Изменить стиль страницы

— Вы, Игорь, такой культурный мальчик, до каких же пор вы будете заниматься этими… приключениями?

— Полина Николаевна! Иначе не выходит. Уже два раза меня силой возвращают к отцу. Я все равно жить у него не буду.

— А если мы вас не отправим к отцу?

— Я надеюсь, что это будет очень хорошо.

— Вы бросите ваши фокусы?

— Я надеюсь.

— Почему вы надеетесь?

— А вот вы со мной поговорили.

Полина Николаевна посмотрела на него с благодарностью:

— Поможет ли вам это… мои разговоры?

— Я думаю, что ваши разговоры хорошо помогут.

— Что мне с вами делать, Игорь? Неужели только с вами одним и говорить? И другие ведь есть!

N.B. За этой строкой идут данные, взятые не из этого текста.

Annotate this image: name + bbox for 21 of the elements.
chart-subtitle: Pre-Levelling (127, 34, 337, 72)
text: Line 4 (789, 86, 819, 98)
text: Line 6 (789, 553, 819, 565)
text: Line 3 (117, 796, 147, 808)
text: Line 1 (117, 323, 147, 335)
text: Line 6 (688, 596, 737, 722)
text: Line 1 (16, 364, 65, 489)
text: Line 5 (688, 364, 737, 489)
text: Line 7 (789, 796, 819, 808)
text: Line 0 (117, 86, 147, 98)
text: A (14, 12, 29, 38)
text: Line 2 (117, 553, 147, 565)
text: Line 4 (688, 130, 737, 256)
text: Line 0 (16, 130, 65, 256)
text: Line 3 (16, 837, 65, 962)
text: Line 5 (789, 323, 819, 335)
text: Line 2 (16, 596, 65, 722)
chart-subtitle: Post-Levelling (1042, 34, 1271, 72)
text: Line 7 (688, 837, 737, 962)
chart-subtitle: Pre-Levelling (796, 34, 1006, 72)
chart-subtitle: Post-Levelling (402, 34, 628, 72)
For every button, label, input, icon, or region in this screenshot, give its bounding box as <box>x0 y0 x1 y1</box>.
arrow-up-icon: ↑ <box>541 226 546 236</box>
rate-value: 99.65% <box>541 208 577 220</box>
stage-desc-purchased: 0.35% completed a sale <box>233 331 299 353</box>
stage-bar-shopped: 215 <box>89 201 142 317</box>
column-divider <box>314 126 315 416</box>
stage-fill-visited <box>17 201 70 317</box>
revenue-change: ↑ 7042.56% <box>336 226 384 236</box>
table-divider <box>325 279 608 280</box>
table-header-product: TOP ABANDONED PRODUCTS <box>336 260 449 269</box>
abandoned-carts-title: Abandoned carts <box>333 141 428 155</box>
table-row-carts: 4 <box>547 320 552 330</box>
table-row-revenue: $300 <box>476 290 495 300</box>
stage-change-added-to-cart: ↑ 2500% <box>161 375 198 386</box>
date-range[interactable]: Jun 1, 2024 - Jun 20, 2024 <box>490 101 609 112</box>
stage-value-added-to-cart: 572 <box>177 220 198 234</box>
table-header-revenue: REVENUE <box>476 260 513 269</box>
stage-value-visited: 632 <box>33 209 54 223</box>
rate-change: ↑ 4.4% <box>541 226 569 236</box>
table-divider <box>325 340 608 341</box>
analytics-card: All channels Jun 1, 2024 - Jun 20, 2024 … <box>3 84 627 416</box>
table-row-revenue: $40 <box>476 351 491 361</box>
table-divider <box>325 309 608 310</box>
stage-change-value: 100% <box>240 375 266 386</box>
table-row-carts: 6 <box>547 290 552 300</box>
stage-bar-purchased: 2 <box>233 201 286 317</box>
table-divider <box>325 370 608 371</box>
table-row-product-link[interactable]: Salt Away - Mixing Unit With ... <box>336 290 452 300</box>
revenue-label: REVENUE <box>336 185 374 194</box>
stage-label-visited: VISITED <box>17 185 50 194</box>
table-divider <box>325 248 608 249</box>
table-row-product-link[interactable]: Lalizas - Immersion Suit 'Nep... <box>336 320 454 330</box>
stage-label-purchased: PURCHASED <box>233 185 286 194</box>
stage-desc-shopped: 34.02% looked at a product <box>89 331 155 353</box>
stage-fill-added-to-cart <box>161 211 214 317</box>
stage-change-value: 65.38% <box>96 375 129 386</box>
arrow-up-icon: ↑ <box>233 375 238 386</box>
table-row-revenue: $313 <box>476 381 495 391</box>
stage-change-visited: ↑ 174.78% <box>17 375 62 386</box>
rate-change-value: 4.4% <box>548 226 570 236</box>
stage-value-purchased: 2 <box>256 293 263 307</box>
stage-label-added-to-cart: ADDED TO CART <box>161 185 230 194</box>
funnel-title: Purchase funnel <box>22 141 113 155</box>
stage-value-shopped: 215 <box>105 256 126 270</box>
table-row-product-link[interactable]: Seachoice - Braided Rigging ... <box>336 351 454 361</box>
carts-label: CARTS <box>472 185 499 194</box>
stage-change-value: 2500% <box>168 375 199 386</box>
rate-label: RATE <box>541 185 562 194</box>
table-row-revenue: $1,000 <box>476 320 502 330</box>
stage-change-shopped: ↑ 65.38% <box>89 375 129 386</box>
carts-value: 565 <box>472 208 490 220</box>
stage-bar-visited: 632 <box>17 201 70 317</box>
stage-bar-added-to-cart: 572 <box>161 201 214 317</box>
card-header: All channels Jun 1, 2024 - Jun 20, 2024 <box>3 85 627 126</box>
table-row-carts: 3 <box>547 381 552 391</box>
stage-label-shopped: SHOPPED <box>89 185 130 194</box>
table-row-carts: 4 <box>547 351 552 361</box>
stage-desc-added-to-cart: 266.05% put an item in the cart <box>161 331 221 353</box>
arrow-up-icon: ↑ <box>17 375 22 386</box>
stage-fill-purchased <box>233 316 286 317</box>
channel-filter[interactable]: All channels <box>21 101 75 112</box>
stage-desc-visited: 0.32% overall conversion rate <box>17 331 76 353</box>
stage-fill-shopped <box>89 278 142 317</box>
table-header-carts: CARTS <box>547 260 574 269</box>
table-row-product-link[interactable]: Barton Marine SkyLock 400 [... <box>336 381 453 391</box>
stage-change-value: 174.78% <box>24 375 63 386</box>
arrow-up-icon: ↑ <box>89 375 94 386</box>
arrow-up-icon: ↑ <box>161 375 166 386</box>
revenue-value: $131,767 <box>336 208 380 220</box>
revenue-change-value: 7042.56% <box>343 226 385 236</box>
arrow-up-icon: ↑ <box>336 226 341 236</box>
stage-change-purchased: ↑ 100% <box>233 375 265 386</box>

Полина Николаевна показывала карандашиком на дверь, за которой, в узком коридоре, другие мальчики ожидали своей очереди. На бледном остреньком личике Полины Николаевны, в беленьком узком кружевном воротничке, даже в ловком, юрком карандашике, которым она действовала, — во всем чувствовалось искреннее сожаление, что не может она взять Игоря за руку и повести по трудной дороге жизни. И Игорь понимал и сочувствовал: ей нужно заняться и другими сбившимися с пути объектами. Вероятно, это сочувствие довольно сильно выражалось на лице Игоря, потому что Полина Николаевна страдательно опустила глаза, и ее карандашик застучал по столу несколько нервно.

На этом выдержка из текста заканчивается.